For a long time i was damn convinced that i was missing the next big thing not jumping into the bitcoin programming job market.
Reading this proved me i didn't actually miss anything and i was right to see all this as some hyper advertised meme
The book does a great job in the first 4 chapters laying the mathematical foundation for understanding cryptography more specifically Finite Fields , and Elliptic Curves. However that being said later on you realise you won't reimplement the wheel and you can be totally ignorant on how the specific algorhitms are performing hashing.
So having said that, you can see a smart contract as a assembler language , neaning that operations and variables come in as a stack which is consumed sequentially , or as a matrioska doll.
Ex:
22
33
Op_equal
hash
Put 22 on the stack , put 33 on the stack
Perform equal on these 2 values
Then hash the result
You are at all times deoendant on the blockchain and for whatever you need to perform , you make exterrnal calls to some Blockchain node to verify coins , accounts, address to send coins etc...basically everything everyone has ever done has to be stored for perpetuity somewhere...which violates the Steady State principle , the transactions have no god damn lifecycle...imagine the energy and stroage cost of this never ending , continously expanding...totally unfeasible.

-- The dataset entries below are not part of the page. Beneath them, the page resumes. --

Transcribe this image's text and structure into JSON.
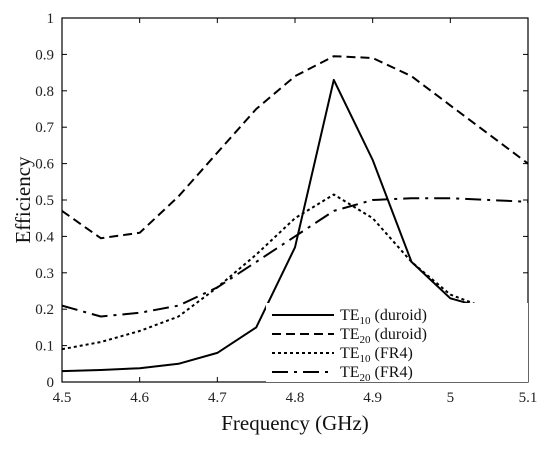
{
  "chart_data": {
    "type": "line",
    "xlabel": "Frequency (GHz)",
    "ylabel": "Efficiency",
    "xlim": [
      4.5,
      5.1
    ],
    "ylim": [
      0,
      1
    ],
    "xticks": [
      "4.5",
      "4.6",
      "4.7",
      "4.8",
      "4.9",
      "5",
      "5.1"
    ],
    "yticks": [
      "0",
      "0.1",
      "0.2",
      "0.3",
      "0.4",
      "0.5",
      "0.6",
      "0.7",
      "0.8",
      "0.9",
      "1"
    ],
    "grid": false,
    "legend_position": "bottom-right",
    "series": [
      {
        "name": "TE10 (duroid)",
        "legend_main": "TE",
        "legend_sub": "10",
        "legend_rest": " (duroid)",
        "style": "solid",
        "x": [
          4.5,
          4.55,
          4.6,
          4.65,
          4.7,
          4.75,
          4.8,
          4.85,
          4.9,
          4.95,
          5.0,
          5.05,
          5.1
        ],
        "y": [
          0.03,
          0.033,
          0.038,
          0.05,
          0.08,
          0.15,
          0.37,
          0.83,
          0.61,
          0.33,
          0.23,
          0.2,
          0.2
        ]
      },
      {
        "name": "TE20 (duroid)",
        "legend_main": "TE",
        "legend_sub": "20",
        "legend_rest": " (duroid)",
        "style": "dashed",
        "x": [
          4.5,
          4.55,
          4.6,
          4.65,
          4.7,
          4.75,
          4.8,
          4.85,
          4.9,
          4.95,
          5.0,
          5.05,
          5.1
        ],
        "y": [
          0.47,
          0.395,
          0.41,
          0.51,
          0.63,
          0.75,
          0.84,
          0.895,
          0.89,
          0.84,
          0.76,
          0.68,
          0.6
        ]
      },
      {
        "name": "TE10 (FR4)",
        "legend_main": "TE",
        "legend_sub": "10",
        "legend_rest": " (FR4)",
        "style": "dotted",
        "x": [
          4.5,
          4.55,
          4.6,
          4.65,
          4.7,
          4.75,
          4.8,
          4.85,
          4.9,
          4.95,
          5.0,
          5.05,
          5.1
        ],
        "y": [
          0.09,
          0.11,
          0.14,
          0.18,
          0.26,
          0.35,
          0.45,
          0.515,
          0.45,
          0.33,
          0.24,
          0.2,
          0.185
        ]
      },
      {
        "name": "TE20 (FR4)",
        "legend_main": "TE",
        "legend_sub": "20",
        "legend_rest": " (FR4)",
        "style": "dashdot",
        "x": [
          4.5,
          4.55,
          4.6,
          4.65,
          4.7,
          4.75,
          4.8,
          4.85,
          4.9,
          4.95,
          5.0,
          5.05,
          5.1
        ],
        "y": [
          0.21,
          0.18,
          0.19,
          0.21,
          0.26,
          0.33,
          0.4,
          0.47,
          0.5,
          0.505,
          0.505,
          0.5,
          0.495
        ]
      }
    ]
  }
}
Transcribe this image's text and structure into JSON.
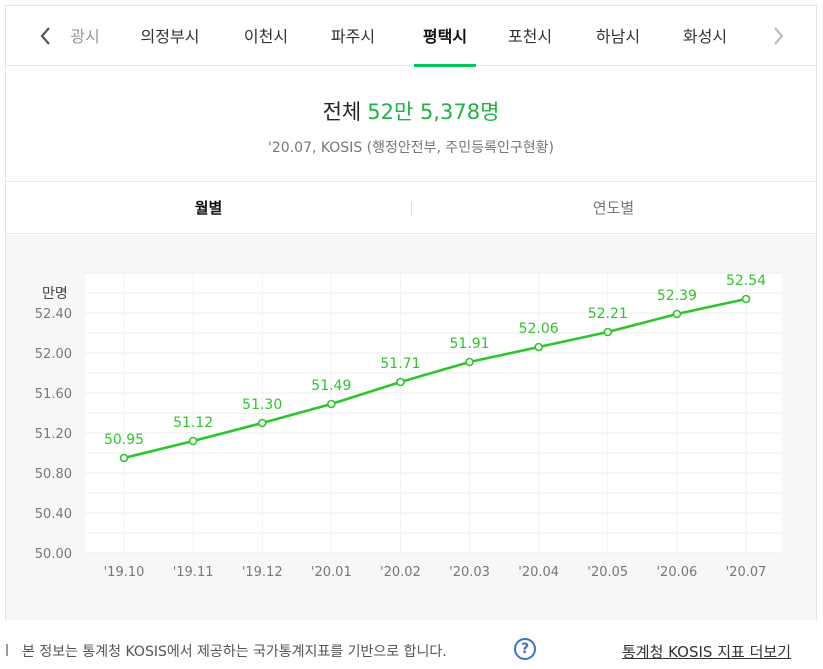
{
  "tabs": {
    "items": [
      {
        "label": "광시",
        "state": "partial"
      },
      {
        "label": "의정부시",
        "state": "normal"
      },
      {
        "label": "이천시",
        "state": "normal"
      },
      {
        "label": "파주시",
        "state": "normal"
      },
      {
        "label": "평택시",
        "state": "active"
      },
      {
        "label": "포천시",
        "state": "normal"
      },
      {
        "label": "하남시",
        "state": "normal"
      },
      {
        "label": "화성시",
        "state": "normal"
      }
    ],
    "prev_icon": "chevron-left-icon",
    "next_icon": "chevron-right-icon"
  },
  "summary": {
    "label": "전체",
    "value": "52만 5,378명",
    "source": "'20.07, KOSIS (행정안전부, 주민등록인구현황)"
  },
  "period_tabs": {
    "monthly": "월별",
    "yearly": "연도별",
    "active": "monthly"
  },
  "colors": {
    "accent": "#03c75a",
    "line": "#2ec52c",
    "value_label": "#2ec52c",
    "help": "#3a73c2"
  },
  "chart_data": {
    "type": "line",
    "unit_label": "만명",
    "categories": [
      "'19.10",
      "'19.11",
      "'19.12",
      "'20.01",
      "'20.02",
      "'20.03",
      "'20.04",
      "'20.05",
      "'20.06",
      "'20.07"
    ],
    "values": [
      50.95,
      51.12,
      51.3,
      51.49,
      51.71,
      51.91,
      52.06,
      52.21,
      52.39,
      52.54
    ],
    "value_labels": [
      "50.95",
      "51.12",
      "51.30",
      "51.49",
      "51.71",
      "51.91",
      "52.06",
      "52.21",
      "52.39",
      "52.54"
    ],
    "yticks": [
      "50.00",
      "50.40",
      "50.80",
      "51.20",
      "51.60",
      "52.00",
      "52.40"
    ],
    "ylim": [
      50.0,
      52.8
    ],
    "grid": true
  },
  "footer": {
    "note": "본 정보는 통계청 KOSIS에서 제공하는 국가통계지표를 기반으로 합니다.",
    "help_label": "?",
    "link": "통계청 KOSIS 지표 더보기"
  }
}
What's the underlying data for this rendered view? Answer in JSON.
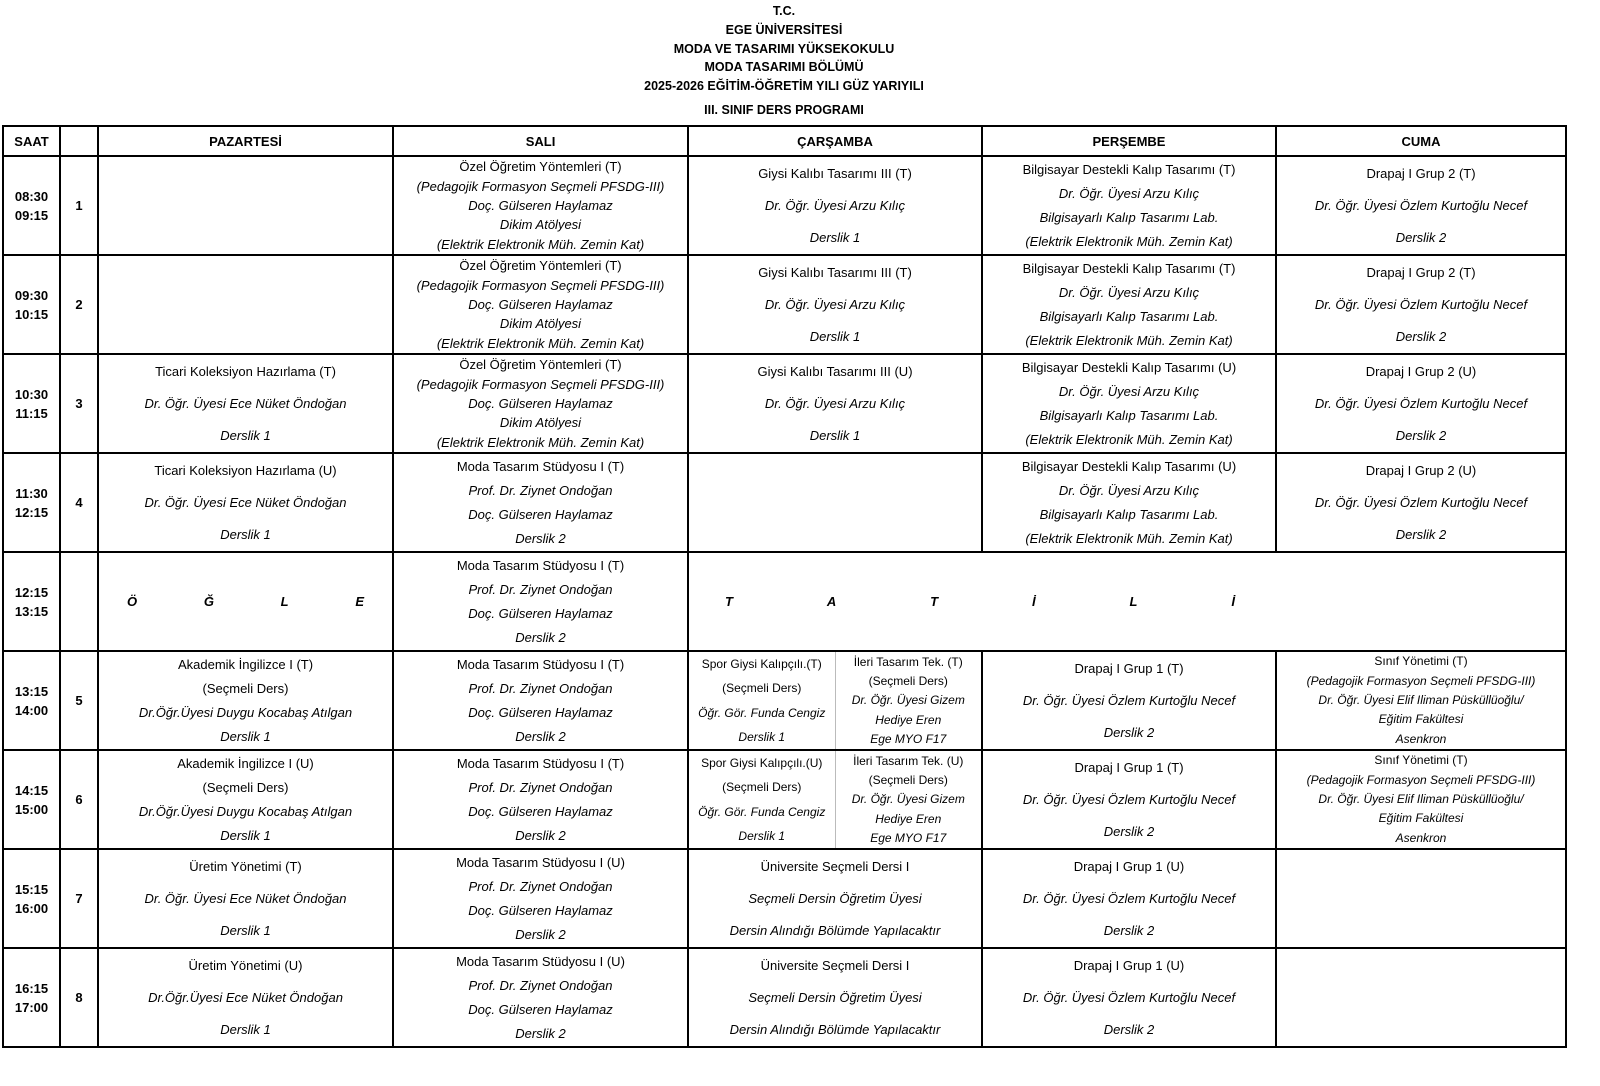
{
  "header": {
    "lines": [
      "T.C.",
      "EGE ÜNİVERSİTESİ",
      "MODA VE TASARIMI YÜKSEKOKULU",
      "MODA TASARIMI BÖLÜMÜ",
      "2025-2026 EĞİTİM-ÖĞRETİM YILI GÜZ YARIYILI"
    ],
    "program": "III. SINIF DERS PROGRAMI"
  },
  "columns": [
    "SAAT",
    "",
    "PAZARTESİ",
    "SALI",
    "ÇARŞAMBA",
    "PERŞEMBE",
    "CUMA"
  ],
  "rows": [
    {
      "time": [
        "08:30",
        "09:15"
      ],
      "num": "1",
      "cells": [
        [],
        [
          {
            "t": "Özel Öğretim Yöntemleri (T)"
          },
          {
            "t": "(Pedagojik Formasyon Seçmeli PFSDG-III)",
            "i": true
          },
          {
            "t": "Doç. Gülseren Haylamaz",
            "i": true
          },
          {
            "t": "Dikim Atölyesi",
            "i": true
          },
          {
            "t": "(Elektrik Elektronik Müh. Zemin Kat)",
            "i": true
          }
        ],
        [
          {
            "t": "Giysi Kalıbı Tasarımı III (T)"
          },
          {
            "t": "Dr. Öğr. Üyesi Arzu Kılıç",
            "i": true
          },
          {
            "t": "Derslik 1",
            "i": true
          }
        ],
        [
          {
            "t": "Bilgisayar Destekli Kalıp Tasarımı (T)"
          },
          {
            "t": "Dr. Öğr. Üyesi Arzu Kılıç",
            "i": true
          },
          {
            "t": "Bilgisayarlı Kalıp Tasarımı Lab.",
            "i": true
          },
          {
            "t": "(Elektrik Elektronik Müh. Zemin Kat)",
            "i": true
          }
        ],
        [
          {
            "t": "Drapaj I Grup 2 (T)"
          },
          {
            "t": "Dr. Öğr. Üyesi Özlem Kurtoğlu Necef",
            "i": true
          },
          {
            "t": "Derslik 2",
            "i": true
          }
        ]
      ]
    },
    {
      "time": [
        "09:30",
        "10:15"
      ],
      "num": "2",
      "cells": [
        [],
        [
          {
            "t": "Özel Öğretim Yöntemleri (T)"
          },
          {
            "t": "(Pedagojik Formasyon Seçmeli PFSDG-III)",
            "i": true
          },
          {
            "t": "Doç. Gülseren Haylamaz",
            "i": true
          },
          {
            "t": "Dikim Atölyesi",
            "i": true
          },
          {
            "t": "(Elektrik Elektronik Müh. Zemin Kat)",
            "i": true
          }
        ],
        [
          {
            "t": "Giysi Kalıbı Tasarımı III (T)"
          },
          {
            "t": "Dr. Öğr. Üyesi Arzu Kılıç",
            "i": true
          },
          {
            "t": "Derslik 1",
            "i": true
          }
        ],
        [
          {
            "t": "Bilgisayar Destekli Kalıp Tasarımı (T)"
          },
          {
            "t": "Dr. Öğr. Üyesi Arzu Kılıç",
            "i": true
          },
          {
            "t": "Bilgisayarlı Kalıp Tasarımı Lab.",
            "i": true
          },
          {
            "t": "(Elektrik Elektronik Müh. Zemin Kat)",
            "i": true
          }
        ],
        [
          {
            "t": "Drapaj I Grup 2 (T)"
          },
          {
            "t": "Dr. Öğr. Üyesi Özlem Kurtoğlu Necef",
            "i": true
          },
          {
            "t": "Derslik 2",
            "i": true
          }
        ]
      ]
    },
    {
      "time": [
        "10:30",
        "11:15"
      ],
      "num": "3",
      "cells": [
        [
          {
            "t": "Ticari Koleksiyon Hazırlama (T)"
          },
          {
            "t": "Dr. Öğr. Üyesi Ece Nüket Öndoğan",
            "i": true
          },
          {
            "t": "Derslik 1",
            "i": true
          }
        ],
        [
          {
            "t": "Özel Öğretim Yöntemleri (T)"
          },
          {
            "t": "(Pedagojik Formasyon Seçmeli PFSDG-III)",
            "i": true
          },
          {
            "t": "Doç. Gülseren Haylamaz",
            "i": true
          },
          {
            "t": "Dikim Atölyesi",
            "i": true
          },
          {
            "t": "(Elektrik Elektronik Müh. Zemin Kat)",
            "i": true
          }
        ],
        [
          {
            "t": "Giysi Kalıbı Tasarımı III (U)"
          },
          {
            "t": "Dr. Öğr. Üyesi Arzu Kılıç",
            "i": true
          },
          {
            "t": "Derslik 1",
            "i": true
          }
        ],
        [
          {
            "t": "Bilgisayar Destekli Kalıp Tasarımı (U)"
          },
          {
            "t": "Dr. Öğr. Üyesi Arzu Kılıç",
            "i": true
          },
          {
            "t": "Bilgisayarlı Kalıp Tasarımı Lab.",
            "i": true
          },
          {
            "t": "(Elektrik Elektronik Müh. Zemin Kat)",
            "i": true
          }
        ],
        [
          {
            "t": "Drapaj I Grup 2 (U)"
          },
          {
            "t": "Dr. Öğr. Üyesi Özlem Kurtoğlu Necef",
            "i": true
          },
          {
            "t": "Derslik 2",
            "i": true
          }
        ]
      ]
    },
    {
      "time": [
        "11:30",
        "12:15"
      ],
      "num": "4",
      "cells": [
        [
          {
            "t": "Ticari Koleksiyon Hazırlama (U)"
          },
          {
            "t": "Dr. Öğr. Üyesi Ece Nüket Öndoğan",
            "i": true
          },
          {
            "t": "Derslik 1",
            "i": true
          }
        ],
        [
          {
            "t": "Moda Tasarım Stüdyosu I (T)"
          },
          {
            "t": "Prof. Dr. Ziynet Ondoğan",
            "i": true
          },
          {
            "t": "Doç. Gülseren Haylamaz",
            "i": true
          },
          {
            "t": "Derslik 2",
            "i": true
          }
        ],
        [],
        [
          {
            "t": "Bilgisayar Destekli Kalıp Tasarımı (U)"
          },
          {
            "t": "Dr. Öğr. Üyesi Arzu Kılıç",
            "i": true
          },
          {
            "t": "Bilgisayarlı Kalıp Tasarımı Lab.",
            "i": true
          },
          {
            "t": "(Elektrik Elektronik Müh. Zemin Kat)",
            "i": true
          }
        ],
        [
          {
            "t": "Drapaj I Grup 2 (U)"
          },
          {
            "t": "Dr. Öğr. Üyesi Özlem Kurtoğlu Necef",
            "i": true
          },
          {
            "t": "Derslik 2",
            "i": true
          }
        ]
      ]
    },
    {
      "time": [
        "12:15",
        "13:15"
      ],
      "num": "",
      "lunch": {
        "left": [
          "Ö",
          "Ğ",
          "L",
          "E"
        ],
        "right": [
          "T",
          "A",
          "T",
          "İ",
          "L",
          "İ"
        ]
      },
      "cells": [
        [],
        [
          {
            "t": "Moda Tasarım Stüdyosu I (T)"
          },
          {
            "t": "Prof. Dr. Ziynet Ondoğan",
            "i": true
          },
          {
            "t": "Doç. Gülseren Haylamaz",
            "i": true
          },
          {
            "t": "Derslik 2",
            "i": true
          }
        ]
      ]
    },
    {
      "time": [
        "13:15",
        "14:00"
      ],
      "num": "5",
      "cells": [
        [
          {
            "t": "Akademik İngilizce I (T)"
          },
          {
            "t": "(Seçmeli Ders)"
          },
          {
            "t": "Dr.Öğr.Üyesi Duygu Kocabaş Atılgan",
            "i": true
          },
          {
            "t": "Derslik 1",
            "i": true
          }
        ],
        [
          {
            "t": "Moda Tasarım Stüdyosu I (T)"
          },
          {
            "t": "Prof. Dr. Ziynet Ondoğan",
            "i": true
          },
          {
            "t": "Doç. Gülseren Haylamaz",
            "i": true
          },
          {
            "t": "Derslik 2",
            "i": true
          }
        ],
        {
          "split": [
            [
              {
                "t": "Spor Giysi Kalıpçılı.(T)"
              },
              {
                "t": "(Seçmeli Ders)"
              },
              {
                "t": "Öğr. Gör. Funda Cengiz",
                "i": true
              },
              {
                "t": "Derslik 1",
                "i": true
              }
            ],
            [
              {
                "t": "İleri Tasarım Tek. (T)"
              },
              {
                "t": "(Seçmeli Ders)"
              },
              {
                "t": "Dr. Öğr. Üyesi Gizem",
                "i": true
              },
              {
                "t": "Hediye Eren",
                "i": true
              },
              {
                "t": "Ege MYO F17",
                "i": true
              }
            ]
          ]
        },
        [
          {
            "t": "Drapaj I Grup 1  (T)"
          },
          {
            "t": "Dr. Öğr. Üyesi Özlem Kurtoğlu Necef",
            "i": true
          },
          {
            "t": "Derslik 2",
            "i": true
          }
        ],
        {
          "small": true,
          "lines": [
            {
              "t": "Sınıf Yönetimi (T)"
            },
            {
              "t": "(Pedagojik Formasyon Seçmeli PFSDG-III)",
              "i": true
            },
            {
              "t": "Dr. Öğr. Üyesi Elif Iliman Püsküllüoğlu/",
              "i": true
            },
            {
              "t": "Eğitim Fakültesi",
              "i": true
            },
            {
              "t": "Asenkron",
              "i": true
            }
          ]
        }
      ]
    },
    {
      "time": [
        "14:15",
        "15:00"
      ],
      "num": "6",
      "cells": [
        [
          {
            "t": "Akademik İngilizce I (U)"
          },
          {
            "t": "(Seçmeli Ders)"
          },
          {
            "t": "Dr.Öğr.Üyesi Duygu Kocabaş Atılgan",
            "i": true
          },
          {
            "t": "Derslik 1",
            "i": true
          }
        ],
        [
          {
            "t": "Moda Tasarım Stüdyosu I (T)"
          },
          {
            "t": "Prof. Dr. Ziynet Ondoğan",
            "i": true
          },
          {
            "t": "Doç. Gülseren Haylamaz",
            "i": true
          },
          {
            "t": "Derslik 2",
            "i": true
          }
        ],
        {
          "split": [
            [
              {
                "t": "Spor Giysi Kalıpçılı.(U)"
              },
              {
                "t": "(Seçmeli Ders)"
              },
              {
                "t": "Öğr. Gör. Funda Cengiz",
                "i": true
              },
              {
                "t": "Derslik 1",
                "i": true
              }
            ],
            [
              {
                "t": "İleri Tasarım Tek. (U)"
              },
              {
                "t": "(Seçmeli Ders)"
              },
              {
                "t": "Dr. Öğr. Üyesi Gizem",
                "i": true
              },
              {
                "t": "Hediye Eren",
                "i": true
              },
              {
                "t": "Ege MYO F17",
                "i": true
              }
            ]
          ]
        },
        [
          {
            "t": "Drapaj I Grup 1  (T)"
          },
          {
            "t": "Dr. Öğr. Üyesi Özlem Kurtoğlu Necef",
            "i": true
          },
          {
            "t": "Derslik 2",
            "i": true
          }
        ],
        {
          "small": true,
          "lines": [
            {
              "t": "Sınıf Yönetimi (T)"
            },
            {
              "t": "(Pedagojik Formasyon Seçmeli PFSDG-III)",
              "i": true
            },
            {
              "t": "Dr. Öğr. Üyesi Elif Iliman Püsküllüoğlu/",
              "i": true
            },
            {
              "t": "Eğitim Fakültesi",
              "i": true
            },
            {
              "t": "Asenkron",
              "i": true
            }
          ]
        }
      ]
    },
    {
      "time": [
        "15:15",
        "16:00"
      ],
      "num": "7",
      "cells": [
        [
          {
            "t": "Üretim Yönetimi (T)"
          },
          {
            "t": "Dr. Öğr. Üyesi Ece Nüket Öndoğan",
            "i": true
          },
          {
            "t": "Derslik 1",
            "i": true
          }
        ],
        [
          {
            "t": "Moda Tasarım Stüdyosu I (U)"
          },
          {
            "t": "Prof. Dr. Ziynet Ondoğan",
            "i": true
          },
          {
            "t": "Doç. Gülseren Haylamaz",
            "i": true
          },
          {
            "t": "Derslik 2",
            "i": true
          }
        ],
        [
          {
            "t": "Üniversite Seçmeli Dersi I"
          },
          {
            "t": "Seçmeli Dersin Öğretim Üyesi",
            "i": true
          },
          {
            "t": "Dersin Alındığı Bölümde Yapılacaktır",
            "i": true
          }
        ],
        [
          {
            "t": "Drapaj I Grup 1  (U)"
          },
          {
            "t": "Dr. Öğr. Üyesi Özlem Kurtoğlu Necef",
            "i": true
          },
          {
            "t": "Derslik 2",
            "i": true
          }
        ],
        []
      ]
    },
    {
      "time": [
        "16:15",
        "17:00"
      ],
      "num": "8",
      "cells": [
        [
          {
            "t": "Üretim Yönetimi (U)"
          },
          {
            "t": "Dr.Öğr.Üyesi Ece Nüket Öndoğan",
            "i": true
          },
          {
            "t": "Derslik 1",
            "i": true
          }
        ],
        [
          {
            "t": "Moda Tasarım Stüdyosu I (U)"
          },
          {
            "t": "Prof. Dr. Ziynet Ondoğan",
            "i": true
          },
          {
            "t": "Doç. Gülseren Haylamaz",
            "i": true
          },
          {
            "t": "Derslik 2",
            "i": true
          }
        ],
        [
          {
            "t": "Üniversite Seçmeli Dersi I"
          },
          {
            "t": "Seçmeli Dersin Öğretim Üyesi",
            "i": true
          },
          {
            "t": "Dersin Alındığı Bölümde Yapılacaktır",
            "i": true
          }
        ],
        [
          {
            "t": "Drapaj I Grup 1  (U)"
          },
          {
            "t": "Dr. Öğr. Üyesi Özlem Kurtoğlu Necef",
            "i": true
          },
          {
            "t": "Derslik 2",
            "i": true
          }
        ],
        []
      ]
    }
  ]
}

Still this is in the area of Proof of Work , for your smart cotnract to do the stuff you program it to do, your Inputs>Outputs, so that there is some bitcoin fee left for the miners , the ones that lend their processing power.
Nowadays everyone jumped the Proof of Stake bandwagon when talking about crypto , meaning rhat we dont deal with blockchain anymore , with hashing and everything mathematically complex but with some dudes launching a virtual currency and hold the majority of the coins and sucking up most of the revenue generated , like the stakeholders in a typical corporation.
A filthy domain that i am glad i have not touched in my careet !
The first introductory chapters were interesting , mathematically-wise but after getting deeper you realise you could skip them and still be able to code smart contracts.
Then the mid book is a bonanza of code samples containing different methods of hashing and representing different operations when dealing with contracts (serialization, networking , parsing , etc)... The python code samples were quite cumbersome.
I for one felt the book needed more day to day examples on how to code the contracts , uniting both the business logic part with the interactions with the blockchain. However since every blockchain is different you would need to fiddle with each of them and learn their particularities... Similar to what frontend devs do whenever a [new_shit].js comes on the horizon.